Un artwork del videogame – Foto: Rebellion Developments
Un artwork del videogame – Foto: Rebellion Developments
Dopo aver portato un videogame su grande schermo ('Warcraft: l'inizio') è forse più semplice adattarne un secondo, o almeno questo pensa il regista e sceneggiatore Duncan Jones, che ha confermato la lavorazione di 'Rogue Trooper'. Aspettiamoci uno sparatutto in piena regola, con protagonista un soldato geneticamente modificato e blu che cerca vendetta nei confronti di un cattivo traditore.

ROGUE TROOPER
'Rogue Trooper' nasce come striscia a fumetti nel 1981 e ha successivamente nutrito la realizzazione di un gioco da tavolo, tre romanzi e altrettanti videogame.
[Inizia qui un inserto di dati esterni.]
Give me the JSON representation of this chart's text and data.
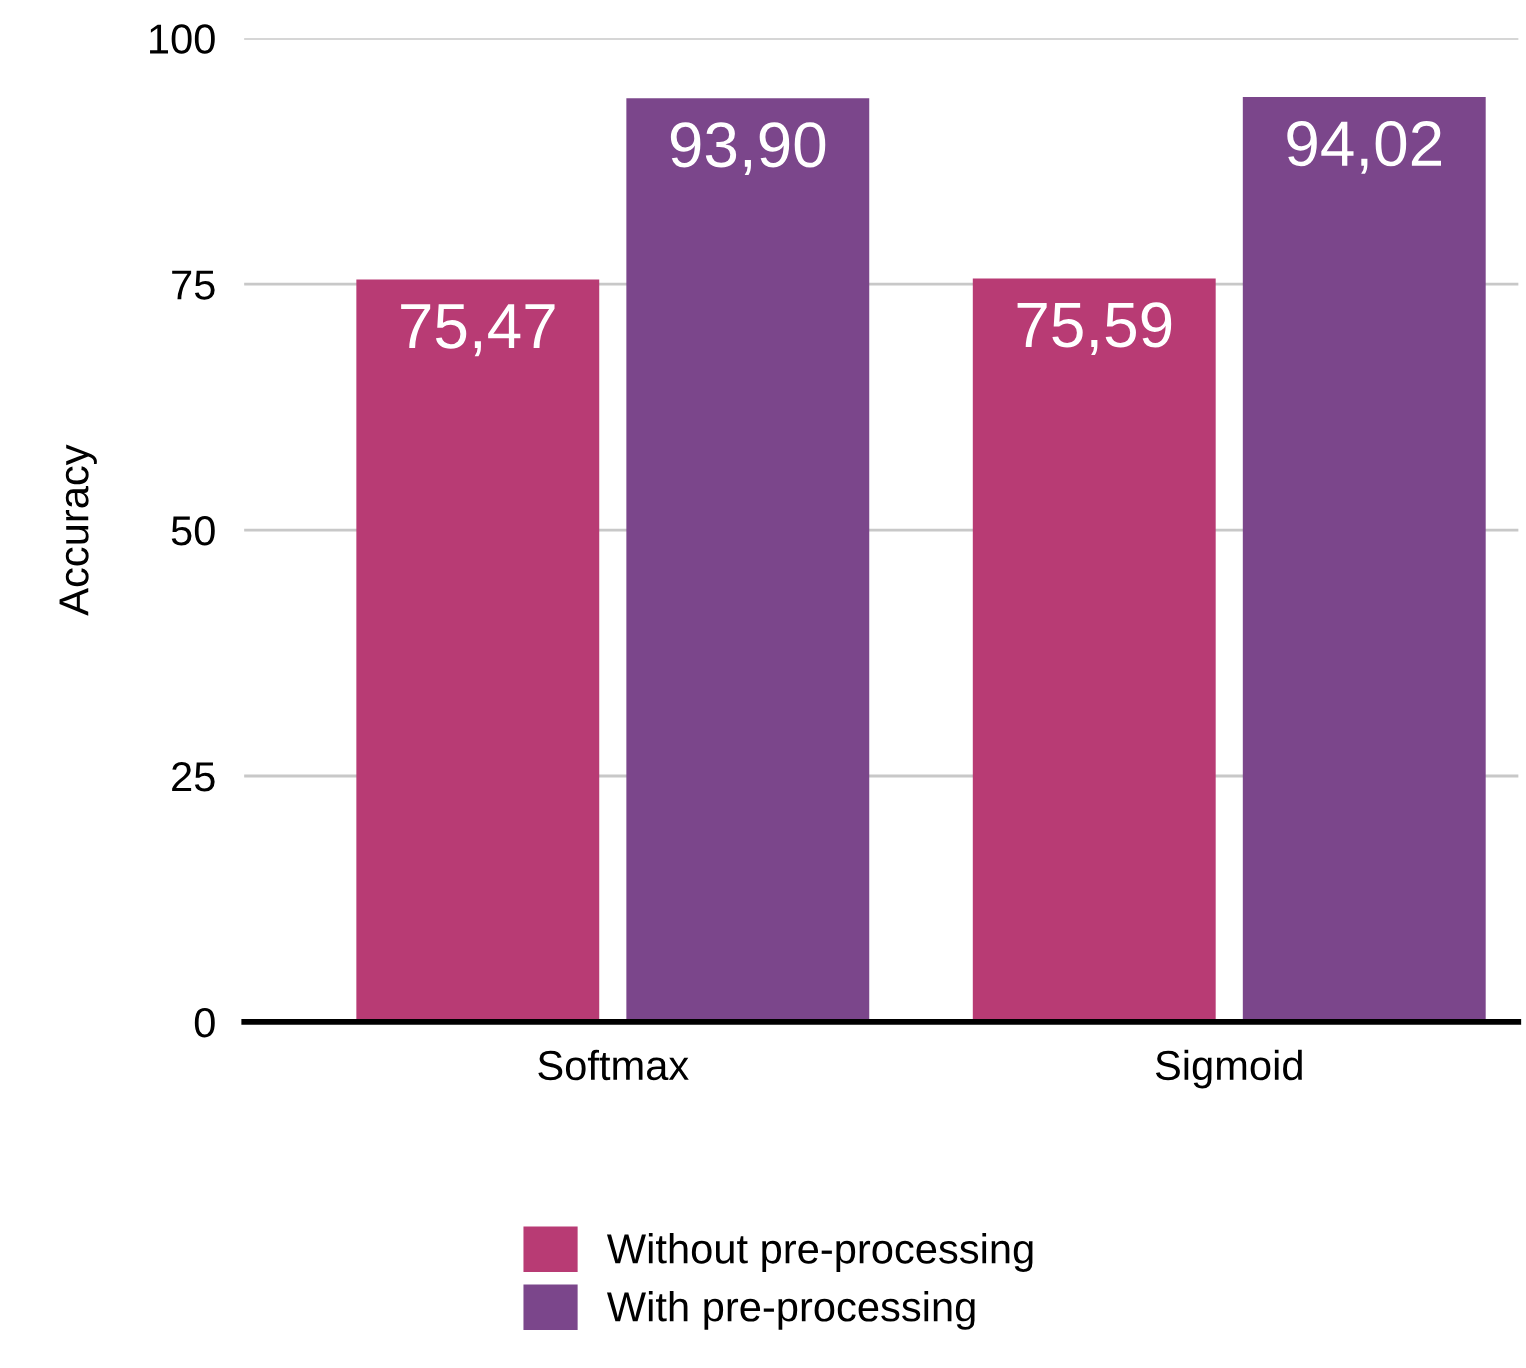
{
  "chart_data": {
    "type": "bar",
    "ylabel": "Accuracy",
    "categories": [
      "Softmax",
      "Sigmoid"
    ],
    "series": [
      {
        "name": "Without pre-processing",
        "color": "#b83b74",
        "values": [
          75.47,
          75.59
        ],
        "value_labels": [
          "75,47",
          "75,59"
        ]
      },
      {
        "name": "With pre-processing",
        "color": "#7b468b",
        "values": [
          93.9,
          94.02
        ],
        "value_labels": [
          "93,90",
          "94,02"
        ]
      }
    ],
    "ylim": [
      0,
      100
    ],
    "yticks": [
      0,
      25,
      50,
      75,
      100
    ],
    "grid": "y",
    "legend": "bottom"
  }
}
Proprio da questi ultimi prende sputo Duncan Jones: siamo dunque in un mondo fantascientifico e per la precisione sul pianeta Nu-Earth, dove è in corso una guerra senza quartiere tra l'esercito del nord e quello del sud. Il nostro protagonista è un super soldato fortissimo e resistentissimo che diventa l'unico sopravvissuto del proprio reggimento di fanteria, massacrato per colpa di un traditore. Il suo scopo diventa smascherare il cattivo e salvarsi: in entrambi i casi facendo ricorso alle maniere forti.

I COMMILITONI MORTI
Un aspetto interessante, di 'Rogue Trooper', è che il protagonista porta con sé i bio-chip di tre commilitoni e amici morti, dispositivi che conservano le loro menti e che consentono al Rogue Trooper di comunicare con loro. Tenendo conto del lavoro svolto nei film 'Moon' e 'Source Code', Duncan Jones potrebbe utilizzare al meglio questo aspetto, lavorando sul senso di alienazione e di solitudine del proprio protagonista e non limitandosi a inanellare una serie di scuse narrative per fargli sparare a tutto quello che si muove.

IL FILM
La nostra è però solo un'ipotesi, perché al momento i dettagli sulla pellicola scarseggiano: Duncan Jones ha utilizzato il proprio profilo Twitter per ufficializzare l'adattamento cinematografico, ma non è andato oltre. Mancano dunque indicazioni sulla trama e sulla lavorazione. In ogni caso, Jones resta uno degli autori più interessanti, se parliamo di cinema di fantascienza: non al livello di Alex Garland ('Annientamento') o di Denis Villeneuve ('Arrival', 'Blade Runner 2049), ma comunque un nome capace di ritagliarsi uno spazio di autonomia e autorevolezza all'interno della produzione di genere statunitense. Insomma, il suo 'Rogue Trooper' è da tenere d'occhio.